The high spots in my life were Madge’s visits. She came down every August. Jimmy came with her for a few days, then he had to get back to business, but Madge stayed on to about the end of September, and Jack with her.

Jack, of course, was a never-ending source of enjoyment to me. He was a rosy-cheeked golden-haired little boy, looking good enough to eat, and indeed we sometimes called him ‘le petit brioche’. He had a most uninhibited nature, and did not know what silence was. There was no question of bringing Jack out and making him talk–the difficulty was to hush him down. He had a fiery temper and used to do what we called ‘blow up’ he would first get very red in the face, then purple, then hold his breath, till you really thought he was going to burst, then the storm would happen!

He had a succession of Nannies, all with their own peculiarities. There was one particularly cross one, I remember. She was old, with a great deal of untidy grey hair. She had much experience, and was about the only person who could really daunt Jack when he was on the warpath. One day he had been very obstreperous, shouting out ‘You idiot, you idiot, you idiot’ for no reason whatever, rushing to each person in turn. Nannie finally reproved him, telling him that if he said it any more he would be punished. ‘I can tell you what I’m going to do,’ said Jack. ‘When I die I shall go to Heaven and I shall go straight up to God and I shall say “You idiot, you idiot, you idiot’.’ He paused, breathless, to see what this blasphemy would bring forth. Nannie put down her work, looked over her spectacles at him, and said without much interest: ‘And do you suppose that the Almighty is going to take any notice of what a naughty little boy like you says?’ Jack was completely deflated.

Nannie was succeeded by a young girl called Isabel. She for some reason was much addicted to throwing things out of the window. ‘Oh drat these scissors,’ she would suddenly murmur, and fling them out on to the grass. Jack, on occasions, attempted to help her. ‘Shall I throw it out of the window, Isabel?’ he would ask, with great interest. Like all children, he adored my mother. He would come into her bed early in the morning and I would hear them through the wall of my room. Sometimes they were discussing life, and sometimes my mother would be telling him a story–a kind of serial went on, all about mother’s thumbs. One of them was called Betsy Jane and the other Sary Anne. One of them was good, the other was naughty, and the things they did and said kept Jack in a gurgle of laughter the whole time. He always tried to join in conversation. One day when the Vicar came to lunch there was a momentary pause. Jack suddenly piped up. ‘I know a very funny story about a bishop,’ he said. He was hastily hushed by his relations, who never knew what Jack might come out with that he had overheard.

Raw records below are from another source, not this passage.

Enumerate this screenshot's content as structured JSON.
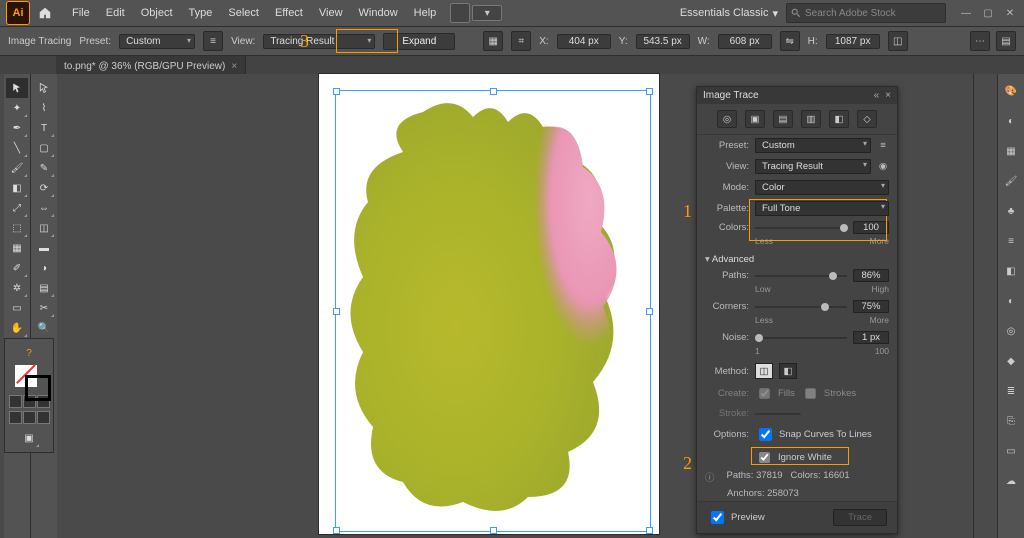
{
  "app_badge": "Ai",
  "menu": [
    "File",
    "Edit",
    "Object",
    "Type",
    "Select",
    "Effect",
    "View",
    "Window",
    "Help"
  ],
  "workspace": "Essentials Classic",
  "search_placeholder": "Search Adobe Stock",
  "optbar": {
    "leading": "Image Tracing",
    "preset_label": "Preset:",
    "preset_value": "Custom",
    "view_label": "View:",
    "view_value": "Tracing Result",
    "expand_label": "Expand",
    "x_label": "X:",
    "x_value": "404 px",
    "y_label": "Y:",
    "y_value": "543.5 px",
    "w_label": "W:",
    "w_value": "608 px",
    "h_label": "H:",
    "h_value": "1087 px"
  },
  "doc_tab": "to.png* @ 36% (RGB/GPU Preview)",
  "marks": {
    "one": "1",
    "two": "2",
    "three": "3"
  },
  "panel": {
    "title": "Image Trace",
    "preset_label": "Preset:",
    "preset_value": "Custom",
    "view_label": "View:",
    "view_value": "Tracing Result",
    "mode_label": "Mode:",
    "mode_value": "Color",
    "palette_label": "Palette:",
    "palette_value": "Full Tone",
    "colors_label": "Colors:",
    "colors_value": "100",
    "colors_less": "Less",
    "colors_more": "More",
    "advanced_label": "Advanced",
    "paths_label": "Paths:",
    "paths_value": "86%",
    "paths_low": "Low",
    "paths_high": "High",
    "corners_label": "Corners:",
    "corners_value": "75%",
    "corners_less": "Less",
    "corners_more": "More",
    "noise_label": "Noise:",
    "noise_value": "1 px",
    "noise_low": "1",
    "noise_high": "100",
    "method_label": "Method:",
    "create_label": "Create:",
    "create_fills": "Fills",
    "create_strokes": "Strokes",
    "stroke_label": "Stroke:",
    "options_label": "Options:",
    "opt_snap": "Snap Curves To Lines",
    "opt_ignore": "Ignore White",
    "stats_paths_label": "Paths:",
    "stats_paths": "37819",
    "stats_colors_label": "Colors:",
    "stats_colors": "16601",
    "stats_anchors_label": "Anchors:",
    "stats_anchors": "258073",
    "preview_label": "Preview",
    "trace_btn": "Trace"
  },
  "tools_left_a": [
    "selection-tool",
    "direct-selection-tool",
    "magic-wand-tool",
    "lasso-tool",
    "pen-tool",
    "type-tool",
    "line-tool",
    "rectangle-tool",
    "brush-tool",
    "pencil-tool",
    "eraser-tool",
    "rotate-tool",
    "scale-tool",
    "width-tool",
    "free-transform-tool",
    "shape-builder-tool",
    "perspective-tool",
    "mesh-tool",
    "gradient-tool",
    "eyedropper-tool",
    "blend-tool",
    "symbol-sprayer-tool",
    "graph-tool",
    "artboard-tool",
    "slice-tool"
  ],
  "right_rail": [
    "color-panel-icon",
    "swatches-panel-icon",
    "brushes-panel-icon",
    "symbols-panel-icon",
    "stroke-panel-icon",
    "gradient-panel-icon",
    "transparency-panel-icon",
    "appearance-panel-icon",
    "graphic-styles-panel-icon",
    "layers-panel-icon",
    "asset-export-panel-icon",
    "artboards-panel-icon",
    "libraries-panel-icon",
    "properties-panel-icon"
  ]
}
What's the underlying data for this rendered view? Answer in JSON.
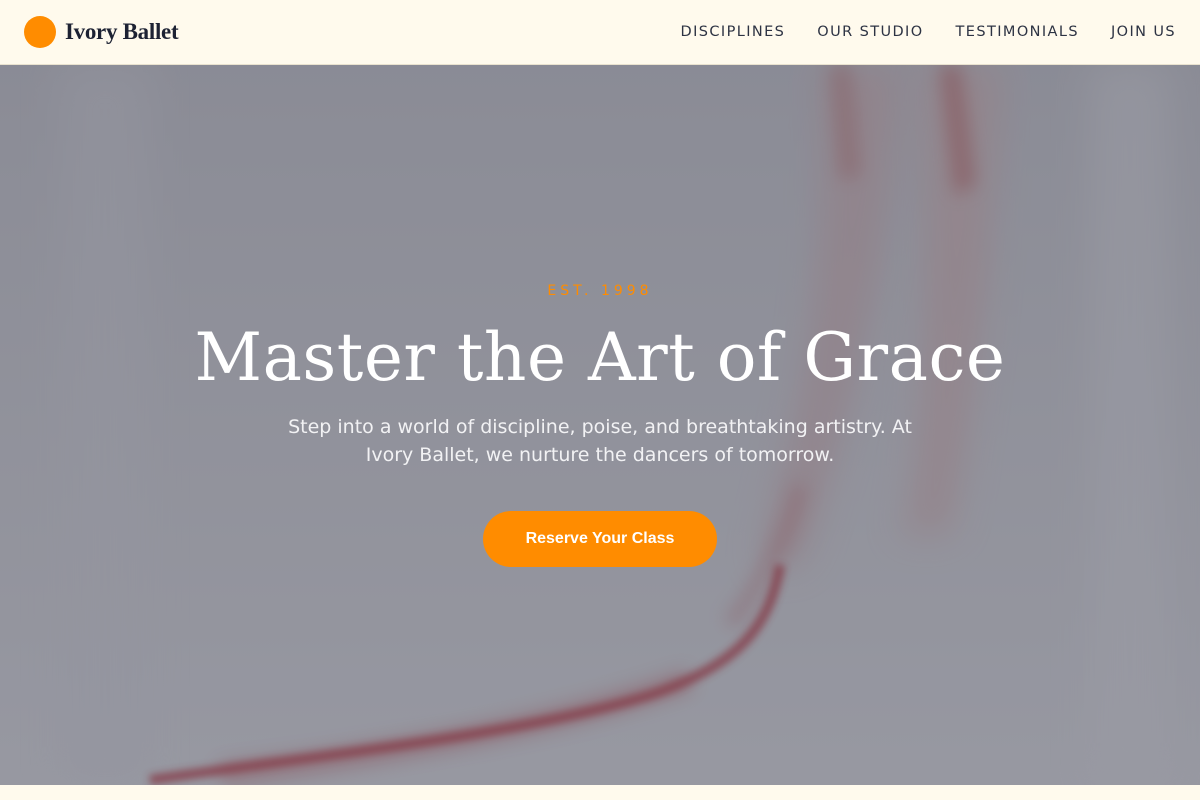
{
  "brand": {
    "name": "Ivory Ballet",
    "accent_color": "#ff8c00"
  },
  "nav": {
    "items": [
      {
        "label": "DISCIPLINES"
      },
      {
        "label": "OUR STUDIO"
      },
      {
        "label": "TESTIMONIALS"
      },
      {
        "label": "JOIN US"
      }
    ]
  },
  "hero": {
    "eyebrow": "EST. 1998",
    "headline": "Master the Art of Grace",
    "subtitle": "Step into a world of discipline, poise, and breathtaking artistry. At Ivory Ballet, we nurture the dancers of tomorrow.",
    "cta_label": "Reserve Your Class"
  }
}
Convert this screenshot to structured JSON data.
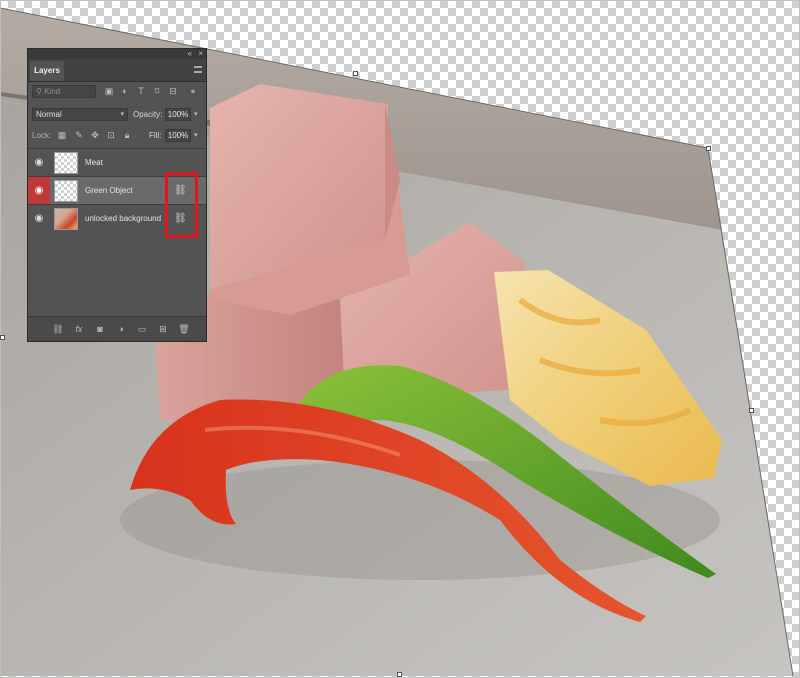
{
  "panel": {
    "collapse_glyph": "«",
    "close_glyph": "×",
    "tab_label": "Layers",
    "filter": {
      "placeholder": "Kind",
      "icons": [
        "image-filter-icon",
        "adjustment-filter-icon",
        "type-filter-icon",
        "shape-filter-icon",
        "smart-object-filter-icon"
      ]
    },
    "blend_mode": "Normal",
    "opacity_label": "Opacity:",
    "opacity_value": "100%",
    "lock_label": "Lock:",
    "fill_label": "Fill:",
    "fill_value": "100%",
    "layers": [
      {
        "name": "Meat",
        "selected": false,
        "linked": false
      },
      {
        "name": "Green Object",
        "selected": true,
        "linked": true
      },
      {
        "name": "unlocked background",
        "selected": false,
        "linked": true
      }
    ],
    "footer_icons": [
      "link-layers-icon",
      "fx-icon",
      "layer-mask-icon",
      "adjustment-layer-icon",
      "new-group-icon",
      "new-layer-icon",
      "delete-layer-icon"
    ]
  },
  "colors": {
    "panel_bg": "#535353",
    "selected_eye": "#c0393a",
    "highlight_box": "#e8141c"
  }
}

Christmas we used to spend in Cheshire, going up to the Watts’. Jimmy usually got his yearly holiday about then, and he and Madge used to go to St. Moritz for three weeks. He was a very good skater, and so it was the kind of holiday he liked most. Mother and I used to go up to Cheadle, and since their newly-built house, called Manor Lodge, was not ready yet, we spent Christmas at Abney Hall, with the old Wattses and their four children and Jack. It was a wonderful house to have Christmas in if you were a child. Not only was it enormous Victorian Gothic, with quantities of rooms, passages, unexpected steps, back staircases, front staircases, alcoves, niches–everything in the world that a child could want–but it also had three different pianos that you could play, as well as an organ. All it lacked was the light of day; it was remarkably dark, except for the big drawing-room with its green satin walls and its big windows.